189. Bölüm

27 3 72
                                        

Demir: Hasan komutan doğru söylüyor sanırım komutanım, sadece orada değil, buralarda da yorgun mermiler var. Bizimkiler olsa ıskalamaz biliyorsunuz.

Erkan: Yani düşmanımızın düşmanı da mı düşmanımız diyorsunuz?

Kaan: Ya dostumuzsa? Yani birkaç kişi karşı çıktıysa?

Erkan: Mustafa komutana durumu haber ver, ona göre bir açıklama buluruz.

Mustafa: Emredersiniz komutanım.

Diğerleri araştırmaya devam eder.

Erkan: Ama farkettiniz mi hep terör örgütlerinin kullandığı silahlardan.

Yusuf: Onu söylemeyi unutmuşum sanırım.

Mustafa Erkan'ın yanına gelir.

Mustafa: Araştırmaya devam edin diyor komutanım.

Erkan: Bozkurt içerilere gidiyoruz.

Ağaçların daha yoğun olduğu yerlere girerler. Bir kayanın dibinde çok miktarda kan vardır.

Yiğit: Komutanım ya yaralı bir it kaçmaya çalışmış, ya da bizimkilerden biri.

Hasan: Devam ediyoruz, ilerleyin.

Biraz daha ilerlediklerinde ağaçlardan birinin dibinde yatan bir adam görürler, ve sanırım yerdeki kanın sahibi de odur.

Demir: Komutanım ölmüş ama dost mu düşman mı bilmediğimiz için önemseyemiyorum.

Kaan adamın cebinden telefonu çıkarır.

Kaan: Öğrenelim dost mu düşman mı.

Şifre var.

Kaan: Şekilli şifre ne olm 2 dkda çözerim bunu.

M harfi yaptı, yuvarladı, G harfi yaptı, ayak yaptı, en son S yapınca açıldı.

Kaan: Eveet, lan!

Utku Albay

Taha🐹

Özgür

Fırat

Kaan: Komutanım o bizden!

Yusuf: Nasıl bizden? Buraya daha önce asker yollanmış mı yani?

Demir: Komutanım benim yapabileceğim bir şey yok, çoktan gitmiş.

Erkan: Mustafa komutana haber ver. Hem bizden olduğu ne malum? Kendi telefonu değilse?

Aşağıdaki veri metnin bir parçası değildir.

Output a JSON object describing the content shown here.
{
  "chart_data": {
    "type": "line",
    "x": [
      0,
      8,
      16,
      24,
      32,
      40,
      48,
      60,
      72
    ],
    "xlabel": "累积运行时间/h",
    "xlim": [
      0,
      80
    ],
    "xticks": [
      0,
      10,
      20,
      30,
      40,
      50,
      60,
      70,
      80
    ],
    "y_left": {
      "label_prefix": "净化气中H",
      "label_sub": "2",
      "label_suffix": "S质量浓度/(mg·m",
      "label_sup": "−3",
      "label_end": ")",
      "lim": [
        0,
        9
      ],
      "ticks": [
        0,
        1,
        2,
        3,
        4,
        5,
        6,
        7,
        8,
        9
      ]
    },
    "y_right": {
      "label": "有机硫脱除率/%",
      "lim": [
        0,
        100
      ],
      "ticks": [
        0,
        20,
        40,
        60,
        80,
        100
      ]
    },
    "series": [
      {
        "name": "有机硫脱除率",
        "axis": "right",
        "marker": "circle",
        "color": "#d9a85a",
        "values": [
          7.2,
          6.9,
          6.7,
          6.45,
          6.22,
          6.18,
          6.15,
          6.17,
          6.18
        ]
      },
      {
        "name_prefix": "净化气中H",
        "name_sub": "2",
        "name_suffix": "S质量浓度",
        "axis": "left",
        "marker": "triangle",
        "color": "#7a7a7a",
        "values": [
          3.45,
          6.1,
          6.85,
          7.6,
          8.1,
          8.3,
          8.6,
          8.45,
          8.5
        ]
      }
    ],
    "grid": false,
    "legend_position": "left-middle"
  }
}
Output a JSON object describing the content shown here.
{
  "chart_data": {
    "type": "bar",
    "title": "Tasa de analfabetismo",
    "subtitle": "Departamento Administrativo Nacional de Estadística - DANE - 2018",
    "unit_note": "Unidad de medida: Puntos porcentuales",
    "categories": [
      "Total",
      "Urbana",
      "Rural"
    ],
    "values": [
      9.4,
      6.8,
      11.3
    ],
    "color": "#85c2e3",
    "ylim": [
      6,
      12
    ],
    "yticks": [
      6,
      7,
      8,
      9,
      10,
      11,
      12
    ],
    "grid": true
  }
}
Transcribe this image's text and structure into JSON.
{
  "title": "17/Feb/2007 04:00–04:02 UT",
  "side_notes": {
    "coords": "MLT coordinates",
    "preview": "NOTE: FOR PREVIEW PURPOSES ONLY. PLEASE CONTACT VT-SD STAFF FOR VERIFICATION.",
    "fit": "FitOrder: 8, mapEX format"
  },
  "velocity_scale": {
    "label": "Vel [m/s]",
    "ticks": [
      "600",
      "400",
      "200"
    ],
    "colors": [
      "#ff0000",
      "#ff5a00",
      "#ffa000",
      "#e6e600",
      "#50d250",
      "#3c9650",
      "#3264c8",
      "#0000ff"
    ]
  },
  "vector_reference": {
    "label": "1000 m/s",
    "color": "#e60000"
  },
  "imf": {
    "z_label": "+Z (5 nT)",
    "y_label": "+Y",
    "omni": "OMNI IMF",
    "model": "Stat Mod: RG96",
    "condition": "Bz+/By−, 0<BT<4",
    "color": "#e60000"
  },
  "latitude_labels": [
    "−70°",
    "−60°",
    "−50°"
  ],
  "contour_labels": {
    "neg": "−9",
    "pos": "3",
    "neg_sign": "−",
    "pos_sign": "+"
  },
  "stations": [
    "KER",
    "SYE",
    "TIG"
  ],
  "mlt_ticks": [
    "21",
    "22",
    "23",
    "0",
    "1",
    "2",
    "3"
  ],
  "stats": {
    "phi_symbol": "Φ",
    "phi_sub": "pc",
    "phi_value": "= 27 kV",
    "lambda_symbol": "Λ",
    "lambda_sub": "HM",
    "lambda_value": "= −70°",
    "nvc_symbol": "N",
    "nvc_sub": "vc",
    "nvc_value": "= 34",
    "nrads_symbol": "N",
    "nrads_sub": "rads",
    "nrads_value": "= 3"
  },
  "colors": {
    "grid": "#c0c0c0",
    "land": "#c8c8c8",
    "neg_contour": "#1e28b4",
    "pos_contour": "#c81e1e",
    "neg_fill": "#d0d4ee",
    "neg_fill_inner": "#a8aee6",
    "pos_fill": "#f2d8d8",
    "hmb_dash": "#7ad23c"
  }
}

Kaan: Neden bir askerin telefonunu yanında taşısın?

Kürşat: Komutanım böyle terörist olmaz bence.

Hasan: Oradan albayı arasana.

Kaan dediğini yapar.

Utku: Bir haber mi var astsubayım?

Kaan: Komutanım biziz, ve galiba düşmanımıza düşman olan kişi astsubaymış.

Utku: Onun görev yeri orası değil ki?!

Kaan: Komutanım diğer taraftan gelmiş olabilirler, deşifre olmuştur.

Utku: Durumu?

Demir: Komutanım çok fazla kan kaybetmiş, nabız ve nefes yok, geri dönemez imkansız.

Utku: Onu da alıp geri gelin.

Kaan: Komutanım ama-

Utku: Kaan o da asker, o da Türk askeri, sen şehitsen o da şehit! Helikopter geliyor siz de dönüyorsunuz!